Assuming the 90 days horizon Managed Volatility Fund is expected to generate 0.26 times more return on investment than Aggressive Investors. However, Managed Volatility Fund is 3.86 times less risky than Aggressive Investors. It trades about 0.06 of its potential returns per unit of risk. Aggressive Investors 1 is currently generating about 0.0 per unit of risk. If you would invest  1,658  in Managed Volatility Fund on January 31, 2024 and sell it today you would earn a total of  10.00  from holding Managed Volatility Fund or generate 0.6% return on investment over 90 days.
Time Period3 Months [change]
DirectionMoves Together 
StrengthStrong
Accuracy100.0%
ValuesDaily Returns

Managed Volatility Fund  vs.  Aggressive Investors 1

 Performance 
       Timeline  
Managed Volatility 

Risk-Adjusted Performance

13 of 100

 
Weak
 
Strong
OK
Compared to the overall equity markets, risk-adjusted returns on investments in Managed Volatility Fund are ranked lower than 13 (%) of all funds and portfolios of funds over the last 90 days.
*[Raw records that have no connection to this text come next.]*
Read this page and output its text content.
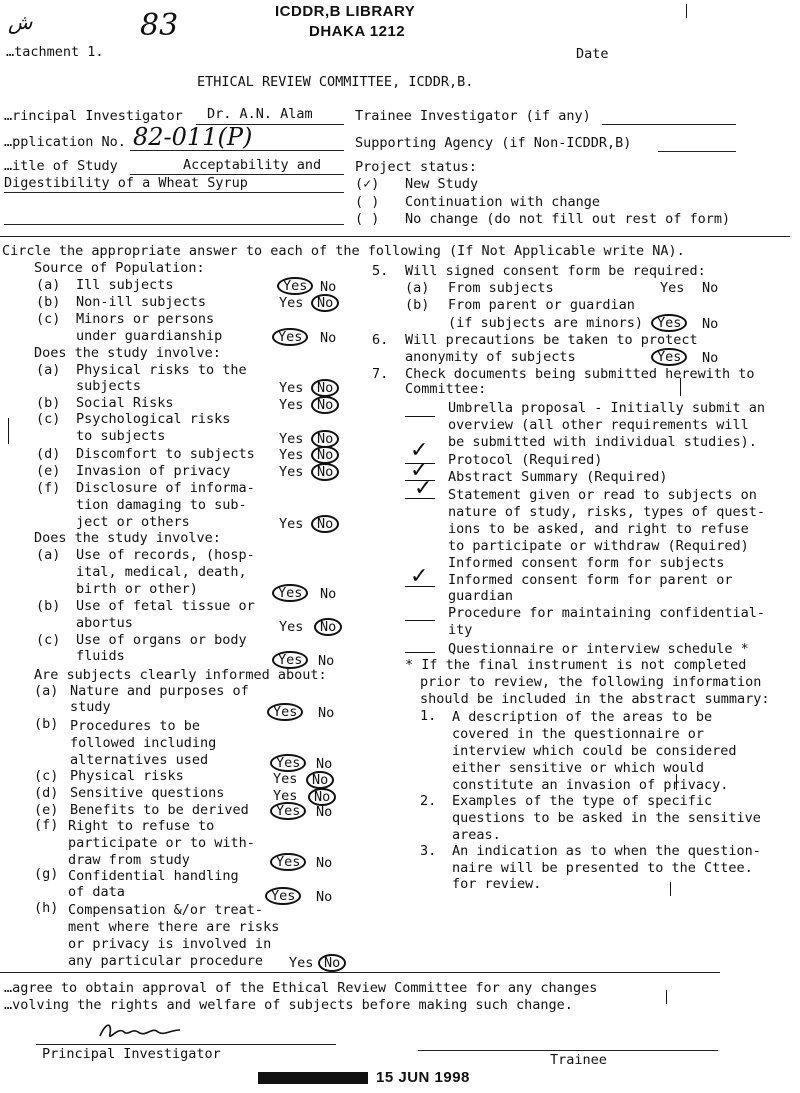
ش	83	ICDDR,B LIBRARY
DHAKA 1212
…tachment 1.	Date
ETHICAL REVIEW COMMITTEE, ICDDR,B.
…rincipal Investigator Dr. A.N. Alam
…pplication No. 82-011(P)
…itle of Study	Acceptability and
Digestibility of a Wheat Syrup
Trainee Investigator (if any)
Supporting Agency (if Non-ICDDR,B)
Project status:
(✓) New Study
( ) Continuation with change
( ) No change (do not fill out rest of form)
Circle the appropriate answer to each of the following (If Not Applicable write NA).
Source of Population:
(a) Ill subjects	Yes No
(b) Non-ill subjects	Yes	No
(c) Minors or persons
under guardianship	Yes	No
Does the study involve:
(a) Physical risks to the
subjects	Yes	No
(b) Social Risks	Yes	No
(c) Psychological risks
to subjects	Yes	No
(d) Discomfort to subjects Yes	No
(e) Invasion of privacy	Yes	No
(f) Disclosure of informa-
tion damaging to sub-
ject or others	Yes	No
Does the study involve:
(a) Use of records, (hosp-
ital, medical, death,
birth or other)	Yes	No
(b) Use of fetal tissue or
abortus	Yes	No
(c) Use of organs or body
fluids	Yes	No
Are subjects clearly informed about:
(a) Nature and purposes of
study	Yes	No
(b) Procedures to be
followed including
alternatives used	Yes	No
(c) Physical risks	Yes	No
(d) Sensitive questions	Yes	No
(e) Benefits to be derived	Yes	No
(f) Right to refuse to
participate or to with-
draw from study	Yes	No
(g) Confidential handling
of data	Yes	No
(h) Compensation &/or treat-
ment where there are risks
or privacy is involved in
any particular procedure Yes No
5. Will signed consent form be required:
(a) From subjects	Yes No
(b) From parent or guardian
(if subjects are minors)	Yes	No
6. Will precautions be taken to protect
anonymity of subjects	Yes	No
7. Check documents being submitted herewith to
Committee:
Umbrella proposal - Initially submit an
overview (all other requirements will
be submitted with individual studies).
✓ Protocol (Required)
✓ Abstract Summary (Required)
✓ Statement given or read to subjects on
nature of study, risks, types of quest-
ions to be asked, and right to refuse
to participate or withdraw (Required)
Informed consent form for subjects
✓ Informed consent form for parent or
guardian
Procedure for maintaining confidential-
ity
Questionnaire or interview schedule *
* If the final instrument is not completed
prior to review, the following information
should be included in the abstract summary:
1. A description of the areas to be
covered in the questionnaire or
interview which could be considered
either sensitive or which would
constitute an invasion of privacy.
2. Examples of the type of specific
questions to be asked in the sensitive
areas.
3. An indication as to when the question-
naire will be presented to the Cttee.
for review.
…agree to obtain approval of the Ethical Review Committee for any changes
…volving the rights and welfare of subjects before making such change.
Principal Investigator	Trainee
15 JUN 1998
In spite of fairly strong basic indicators, Managed Volatility is not utilizing all of its potentials. The current stock price disturbance, may contribute to short-term losses for the investors.
Aggressive Investors 

Risk-Adjusted Performance

11 of 100

 
Weak
 
Strong
Good
Compared to the overall equity markets, risk-adjusted returns on investments in Aggressive Investors 1 are ranked lower than 11 (%) of all funds and portfolios of funds over the last 90 days. In spite of fairly weak technical and fundamental indicators, Aggressive Investors may actually be approaching a critical reversion point that can send shares even higher in May 2024.

Managed Volatility and Aggressive Investors Volatility Contrast

   Predicted Return Density   
       Returns  

Pair Trading with Managed Volatility and Aggressive Investors

The main advantage of trading using opposite Managed Volatility and Aggressive Investors positions is that it hedges away some unsystematic risk. Because of two separate transactions, even if Managed Volatility position performs unexpectedly, Aggressive Investors can make up some of the losses. Pair trading also minimizes risk from directional movements in the market. For example, if an entire industry or sector drops because of unexpected headlines, the short position in Aggressive Investors will offset losses from the drop in Aggressive Investors' long position.
The idea behind Managed Volatility Fund and Aggressive Investors 1 pairs trading is to make the combined position market-neutral, meaning the overall market's direction will not affect its win or loss (or potential downside or upside). This can be achieved by designing a pairs trade with two highly correlated stocks or equities that operate in a similar space or sector, making it possible to obtain profits through simple and relatively low-risk investment.
Check out your portfolio center.
Note that this page's information should be used as a complementary analysis to find the right mix of equity instruments to add to your existing portfolios or create a brand new portfolio. You can also try the Portfolio Diagnostics module to use generated alerts and portfolio events aggregator to diagnose current holdings.